I know this sounds crazy but I was just wondering, 

Can I cut pop can’s into strips and use them as plants anchors, for plants like Hornwort?

I really don’t have an exact ides about the composition of a Pop Can, but according to “Wikipedia” Steel , Alloy and Aluminum should be the ingredients.

I have a 90 Gallon Freshwater tank which is slightly planted and I want to use some undemanding fast growing plants to fill it up.

I am also planning to put Red Cherry Shrimps with Guppies, Platies, Khuli Loaches, Clestial Pearl Danios and Neon Tetra.

Please let me know if this idea is possible to apply or just absurd and what are risks involved.

Thanks for reading.


----------



## Sunstar (Jul 29, 2008)

I used bread bag closures as anchors.

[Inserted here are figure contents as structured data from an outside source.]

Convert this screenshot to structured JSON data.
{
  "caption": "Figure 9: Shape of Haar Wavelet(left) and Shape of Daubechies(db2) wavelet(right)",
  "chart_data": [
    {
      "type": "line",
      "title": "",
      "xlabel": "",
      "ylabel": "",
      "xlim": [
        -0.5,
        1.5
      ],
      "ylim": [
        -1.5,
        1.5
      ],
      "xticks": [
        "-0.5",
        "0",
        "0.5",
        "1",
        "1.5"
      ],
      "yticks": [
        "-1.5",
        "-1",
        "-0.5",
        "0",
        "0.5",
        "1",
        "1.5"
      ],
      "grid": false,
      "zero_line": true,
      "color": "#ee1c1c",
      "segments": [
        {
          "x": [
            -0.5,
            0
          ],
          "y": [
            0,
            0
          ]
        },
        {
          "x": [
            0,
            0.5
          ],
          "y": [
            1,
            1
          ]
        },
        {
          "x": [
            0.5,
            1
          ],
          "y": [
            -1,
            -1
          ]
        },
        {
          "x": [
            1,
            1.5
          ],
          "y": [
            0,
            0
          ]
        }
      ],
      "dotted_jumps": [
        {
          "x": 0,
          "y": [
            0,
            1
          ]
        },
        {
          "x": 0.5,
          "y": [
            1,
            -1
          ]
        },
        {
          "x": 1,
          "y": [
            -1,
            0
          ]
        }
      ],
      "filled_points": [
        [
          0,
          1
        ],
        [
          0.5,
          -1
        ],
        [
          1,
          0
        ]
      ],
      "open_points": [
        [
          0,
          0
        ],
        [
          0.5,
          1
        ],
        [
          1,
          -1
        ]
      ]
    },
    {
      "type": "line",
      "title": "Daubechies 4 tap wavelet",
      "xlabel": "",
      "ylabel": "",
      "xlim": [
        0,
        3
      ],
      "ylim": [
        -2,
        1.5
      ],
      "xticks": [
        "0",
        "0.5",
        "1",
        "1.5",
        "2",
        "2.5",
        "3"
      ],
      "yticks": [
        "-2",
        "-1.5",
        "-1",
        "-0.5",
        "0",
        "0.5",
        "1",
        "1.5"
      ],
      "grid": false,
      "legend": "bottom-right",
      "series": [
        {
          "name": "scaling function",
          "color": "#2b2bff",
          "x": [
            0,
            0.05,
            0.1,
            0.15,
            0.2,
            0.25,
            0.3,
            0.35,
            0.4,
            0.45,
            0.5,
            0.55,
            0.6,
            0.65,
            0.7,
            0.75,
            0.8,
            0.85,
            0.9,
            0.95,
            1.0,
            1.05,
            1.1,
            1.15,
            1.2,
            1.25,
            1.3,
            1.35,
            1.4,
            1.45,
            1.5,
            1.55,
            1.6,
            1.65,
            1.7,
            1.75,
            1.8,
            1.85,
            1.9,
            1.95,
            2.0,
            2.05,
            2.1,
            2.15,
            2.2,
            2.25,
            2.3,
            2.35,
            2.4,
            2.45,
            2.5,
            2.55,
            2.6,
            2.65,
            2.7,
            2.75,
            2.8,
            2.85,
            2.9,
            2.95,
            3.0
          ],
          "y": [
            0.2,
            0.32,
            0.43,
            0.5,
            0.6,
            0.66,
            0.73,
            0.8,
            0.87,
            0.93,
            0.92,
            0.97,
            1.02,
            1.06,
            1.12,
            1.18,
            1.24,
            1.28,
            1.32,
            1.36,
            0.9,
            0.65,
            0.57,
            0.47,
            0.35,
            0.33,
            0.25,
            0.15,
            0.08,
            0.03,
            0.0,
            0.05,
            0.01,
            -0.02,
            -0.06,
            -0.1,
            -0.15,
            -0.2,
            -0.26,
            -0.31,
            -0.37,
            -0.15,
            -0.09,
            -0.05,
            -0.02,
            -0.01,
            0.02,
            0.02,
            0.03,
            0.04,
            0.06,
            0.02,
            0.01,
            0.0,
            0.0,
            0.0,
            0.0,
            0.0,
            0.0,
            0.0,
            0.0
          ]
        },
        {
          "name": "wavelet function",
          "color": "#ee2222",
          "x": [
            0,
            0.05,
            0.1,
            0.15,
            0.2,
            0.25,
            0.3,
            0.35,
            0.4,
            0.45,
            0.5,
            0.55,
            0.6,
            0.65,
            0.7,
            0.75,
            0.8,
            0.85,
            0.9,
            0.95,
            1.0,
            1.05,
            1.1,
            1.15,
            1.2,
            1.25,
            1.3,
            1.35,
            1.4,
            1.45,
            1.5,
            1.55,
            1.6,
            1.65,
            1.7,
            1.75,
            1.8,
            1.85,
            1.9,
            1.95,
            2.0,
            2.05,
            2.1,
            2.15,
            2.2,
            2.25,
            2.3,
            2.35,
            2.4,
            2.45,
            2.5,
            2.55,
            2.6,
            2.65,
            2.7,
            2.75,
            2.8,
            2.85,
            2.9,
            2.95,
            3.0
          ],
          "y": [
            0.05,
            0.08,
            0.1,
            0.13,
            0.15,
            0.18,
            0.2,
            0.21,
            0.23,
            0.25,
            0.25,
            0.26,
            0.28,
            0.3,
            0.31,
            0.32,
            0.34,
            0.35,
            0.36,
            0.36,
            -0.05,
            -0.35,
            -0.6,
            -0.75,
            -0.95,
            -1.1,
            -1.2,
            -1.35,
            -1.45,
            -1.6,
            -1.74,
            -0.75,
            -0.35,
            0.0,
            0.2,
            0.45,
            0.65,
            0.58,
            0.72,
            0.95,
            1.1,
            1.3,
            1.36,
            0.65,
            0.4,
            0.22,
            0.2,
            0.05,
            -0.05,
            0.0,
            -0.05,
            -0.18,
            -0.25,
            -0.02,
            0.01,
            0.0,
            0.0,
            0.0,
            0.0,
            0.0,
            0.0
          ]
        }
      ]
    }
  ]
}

Not so much as weight of the closure, but the gravel held in stems decently


----------



## tom g (Jul 8, 2009)

*weights*

they sell those lead weight twisty things at big als , not sure of the price


----------



## coldmantis (Apr 5, 2010)

no point, put it this way if you put in an empty can of pop in your water it will float not sink, you need something heavier, big al's sells plant weights I think I bought a couple of them for like 2.99 each and it has I think 8 or so anchors. or just get tweezers and plant them deep.


ciao said:


> Hi everyone,
> 
> I know this sounds crazy but I was just wondering,
> 
> ...


----------